Archeological & Archival, Performative, Sound & Vision

«There is never no alternative» | Documenta Diary #2

Kampfjets über der Akropolis und Athen

Kampfjets über der Akropolis und Athen

Heute: «Lernen von Athen» (documenta) meets «Hausaufgaben machen» (Wolfgang Schäuble) – Besuch auf der Akropolis auf spiegelglatt abgewetzten Steinen. Danach Schlendern auf den Schultern von Giganten auf dem Nordpfad den Hügel hinab und auf mäandernden Gedankenpfaden wandelnd – unterbrochen von einem 5er Geschwader Kampfjets, die über Athen eine Schleife zogen und mich zurück in die akute Aktualität holten.

Modifiziertes Poster der documenta 14 in Athen – 114 ist die Postleitzahl im Nordosten Athens. Die Übermalungen waren bereits zwei Tage später wieder entfernt.

Modifiziertes Poster der documenta 14 in Athen – 114 ist die Postleitzahl im Nordosten Athens.

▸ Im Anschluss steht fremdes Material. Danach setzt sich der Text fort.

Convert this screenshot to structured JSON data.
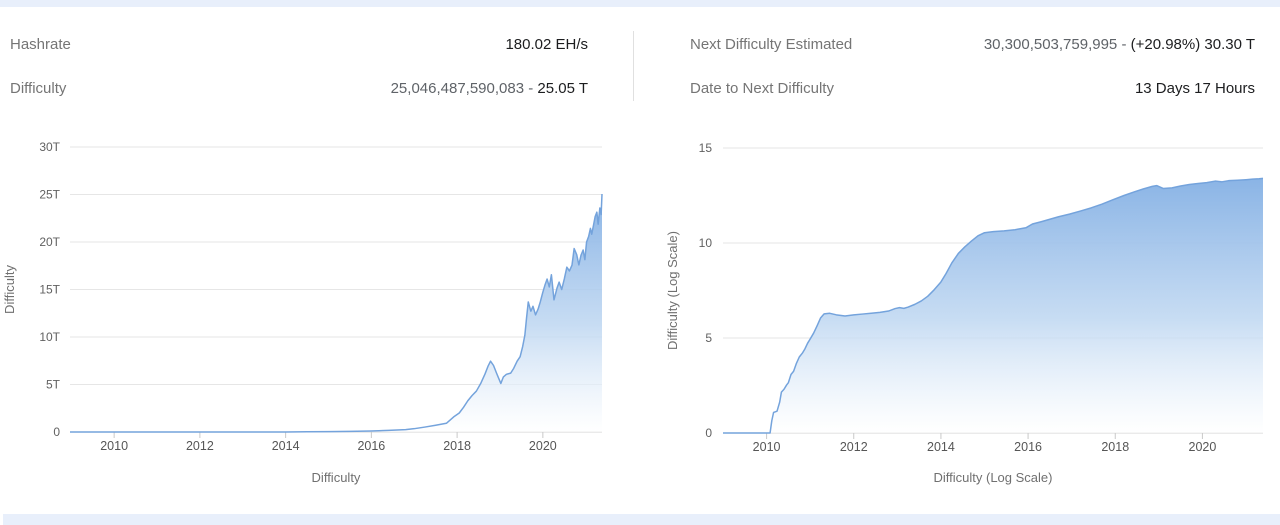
{
  "page": {
    "accent_strip_color": "#e8effb",
    "background_color": "#ffffff"
  },
  "stats": {
    "left": [
      {
        "label": "Hashrate",
        "value_plain": "",
        "value_strong": "180.02 EH/s"
      },
      {
        "label": "Difficulty",
        "value_plain": "25,046,487,590,083 - ",
        "value_strong": "25.05 T"
      }
    ],
    "right": [
      {
        "label": "Next Difficulty Estimated",
        "value_plain": "30,300,503,759,995 - ",
        "value_strong": "(+20.98%) 30.30 T"
      },
      {
        "label": "Date to Next Difficulty",
        "value_plain": "",
        "value_strong": "13 Days 17 Hours"
      }
    ]
  },
  "chart_data": [
    {
      "type": "area",
      "title": "",
      "xlabel": "Difficulty",
      "ylabel": "Difficulty",
      "legend": "none",
      "grid": "horizontal",
      "x_domain": [
        2008.97,
        2021.38
      ],
      "xticks": [
        2010,
        2012,
        2014,
        2016,
        2018,
        2020
      ],
      "ylim": [
        0,
        30
      ],
      "y_unit": "T (trillion)",
      "ytick_values": [
        0,
        5,
        10,
        15,
        20,
        25,
        30
      ],
      "ytick_labels": [
        "0",
        "5T",
        "10T",
        "15T",
        "20T",
        "25T",
        "30T"
      ],
      "line_color": "#74a3dc",
      "fill_top_color": "#84b0e4",
      "fill_bottom_color": "#ffffff",
      "points": [
        [
          2008.97,
          0
        ],
        [
          2012,
          0.001
        ],
        [
          2013,
          0.003
        ],
        [
          2014,
          0.004
        ],
        [
          2014.5,
          0.02
        ],
        [
          2015,
          0.044
        ],
        [
          2015.5,
          0.06
        ],
        [
          2016,
          0.105
        ],
        [
          2016.4,
          0.17
        ],
        [
          2016.8,
          0.25
        ],
        [
          2017,
          0.35
        ],
        [
          2017.25,
          0.52
        ],
        [
          2017.5,
          0.71
        ],
        [
          2017.75,
          0.92
        ],
        [
          2017.92,
          1.59
        ],
        [
          2018.05,
          2.0
        ],
        [
          2018.15,
          2.6
        ],
        [
          2018.25,
          3.29
        ],
        [
          2018.35,
          3.84
        ],
        [
          2018.45,
          4.31
        ],
        [
          2018.55,
          5.1
        ],
        [
          2018.65,
          6.1
        ],
        [
          2018.72,
          6.91
        ],
        [
          2018.78,
          7.45
        ],
        [
          2018.85,
          7.0
        ],
        [
          2018.92,
          6.2
        ],
        [
          2018.97,
          5.65
        ],
        [
          2019.02,
          5.11
        ],
        [
          2019.08,
          5.8
        ],
        [
          2019.15,
          6.07
        ],
        [
          2019.25,
          6.2
        ],
        [
          2019.32,
          6.7
        ],
        [
          2019.4,
          7.45
        ],
        [
          2019.47,
          7.93
        ],
        [
          2019.53,
          9.01
        ],
        [
          2019.58,
          10.18
        ],
        [
          2019.62,
          12.0
        ],
        [
          2019.66,
          13.69
        ],
        [
          2019.72,
          12.72
        ],
        [
          2019.77,
          13.23
        ],
        [
          2019.83,
          12.33
        ],
        [
          2019.89,
          12.95
        ],
        [
          2019.94,
          13.69
        ],
        [
          2020.0,
          14.72
        ],
        [
          2020.05,
          15.47
        ],
        [
          2020.1,
          16.1
        ],
        [
          2020.15,
          15.27
        ],
        [
          2020.2,
          16.55
        ],
        [
          2020.26,
          13.91
        ],
        [
          2020.33,
          15.14
        ],
        [
          2020.38,
          15.78
        ],
        [
          2020.44,
          15.0
        ],
        [
          2020.5,
          16.1
        ],
        [
          2020.56,
          17.35
        ],
        [
          2020.62,
          16.95
        ],
        [
          2020.68,
          17.56
        ],
        [
          2020.73,
          19.31
        ],
        [
          2020.79,
          18.67
        ],
        [
          2020.84,
          17.59
        ],
        [
          2020.89,
          18.6
        ],
        [
          2020.94,
          19.16
        ],
        [
          2020.98,
          18.14
        ],
        [
          2021.02,
          20.0
        ],
        [
          2021.07,
          20.61
        ],
        [
          2021.11,
          21.43
        ],
        [
          2021.14,
          20.82
        ],
        [
          2021.18,
          21.72
        ],
        [
          2021.22,
          22.67
        ],
        [
          2021.26,
          23.14
        ],
        [
          2021.29,
          21.87
        ],
        [
          2021.33,
          23.58
        ],
        [
          2021.36,
          22.9
        ],
        [
          2021.38,
          25.05
        ]
      ]
    },
    {
      "type": "area",
      "title": "",
      "xlabel": "Difficulty (Log Scale)",
      "ylabel": "Difficulty (Log Scale)",
      "legend": "none",
      "grid": "horizontal",
      "x_domain": [
        2009.0,
        2021.39
      ],
      "xticks": [
        2010,
        2012,
        2014,
        2016,
        2018,
        2020
      ],
      "ylim": [
        0,
        15
      ],
      "y_unit": "log10(difficulty)",
      "ytick_values": [
        0,
        5,
        10,
        15
      ],
      "ytick_labels": [
        "0",
        "5",
        "10",
        "15"
      ],
      "line_color": "#74a3dc",
      "fill_top_color": "#84b0e4",
      "fill_bottom_color": "#ffffff",
      "points": [
        [
          2009.0,
          0
        ],
        [
          2010.08,
          0
        ],
        [
          2010.12,
          0.65
        ],
        [
          2010.16,
          1.08
        ],
        [
          2010.24,
          1.15
        ],
        [
          2010.3,
          1.62
        ],
        [
          2010.34,
          2.15
        ],
        [
          2010.4,
          2.3
        ],
        [
          2010.46,
          2.53
        ],
        [
          2010.5,
          2.65
        ],
        [
          2010.56,
          3.08
        ],
        [
          2010.62,
          3.25
        ],
        [
          2010.68,
          3.64
        ],
        [
          2010.75,
          4.0
        ],
        [
          2010.82,
          4.2
        ],
        [
          2010.88,
          4.43
        ],
        [
          2010.94,
          4.72
        ],
        [
          2011.0,
          4.95
        ],
        [
          2011.08,
          5.26
        ],
        [
          2011.16,
          5.65
        ],
        [
          2011.24,
          6.06
        ],
        [
          2011.32,
          6.27
        ],
        [
          2011.45,
          6.3
        ],
        [
          2011.6,
          6.22
        ],
        [
          2011.8,
          6.16
        ],
        [
          2012.0,
          6.22
        ],
        [
          2012.2,
          6.26
        ],
        [
          2012.4,
          6.3
        ],
        [
          2012.6,
          6.35
        ],
        [
          2012.8,
          6.42
        ],
        [
          2012.95,
          6.55
        ],
        [
          2013.05,
          6.6
        ],
        [
          2013.15,
          6.56
        ],
        [
          2013.25,
          6.63
        ],
        [
          2013.4,
          6.77
        ],
        [
          2013.55,
          6.95
        ],
        [
          2013.7,
          7.2
        ],
        [
          2013.85,
          7.55
        ],
        [
          2014.0,
          7.95
        ],
        [
          2014.12,
          8.4
        ],
        [
          2014.25,
          8.95
        ],
        [
          2014.4,
          9.45
        ],
        [
          2014.55,
          9.8
        ],
        [
          2014.7,
          10.1
        ],
        [
          2014.85,
          10.38
        ],
        [
          2015.0,
          10.54
        ],
        [
          2015.2,
          10.6
        ],
        [
          2015.45,
          10.64
        ],
        [
          2015.7,
          10.7
        ],
        [
          2015.95,
          10.8
        ],
        [
          2016.1,
          11.0
        ],
        [
          2016.3,
          11.12
        ],
        [
          2016.5,
          11.25
        ],
        [
          2016.7,
          11.38
        ],
        [
          2016.95,
          11.52
        ],
        [
          2017.2,
          11.68
        ],
        [
          2017.45,
          11.85
        ],
        [
          2017.7,
          12.05
        ],
        [
          2017.95,
          12.28
        ],
        [
          2018.2,
          12.5
        ],
        [
          2018.45,
          12.7
        ],
        [
          2018.65,
          12.85
        ],
        [
          2018.85,
          12.98
        ],
        [
          2018.95,
          13.02
        ],
        [
          2019.1,
          12.87
        ],
        [
          2019.3,
          12.9
        ],
        [
          2019.5,
          13.0
        ],
        [
          2019.7,
          13.08
        ],
        [
          2019.9,
          13.13
        ],
        [
          2020.1,
          13.18
        ],
        [
          2020.3,
          13.26
        ],
        [
          2020.45,
          13.22
        ],
        [
          2020.6,
          13.28
        ],
        [
          2020.8,
          13.3
        ],
        [
          2021.0,
          13.33
        ],
        [
          2021.15,
          13.36
        ],
        [
          2021.3,
          13.38
        ],
        [
          2021.39,
          13.4
        ]
      ]
    }
  ]
}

Die Übermalungen waren bereits zwei Tage später wieder entfernt.

Brücken schlagen in die Vergangenheit – auch 20 Jahre scheinen endlos weit weg, als Catherine David mit ihrer documenta X noch als zu wenig sinnlich angefeindet wurde. Der Wind hat sich gedreht – ohne Hyper-Kontextualisierung keine Großaustellung mehr. In Athen jedoch wieder einmal ganz konkret an die aktuelle Zeitgeschichte angebunden, wie bei Catherine David und ihrem Katalog «Poetics/Politics», der zum Standardwerk wurde. Weiterhin immer noch aktuell: Keine Großausstellung ohne Protest oder Neben- und Gegenaustellungen.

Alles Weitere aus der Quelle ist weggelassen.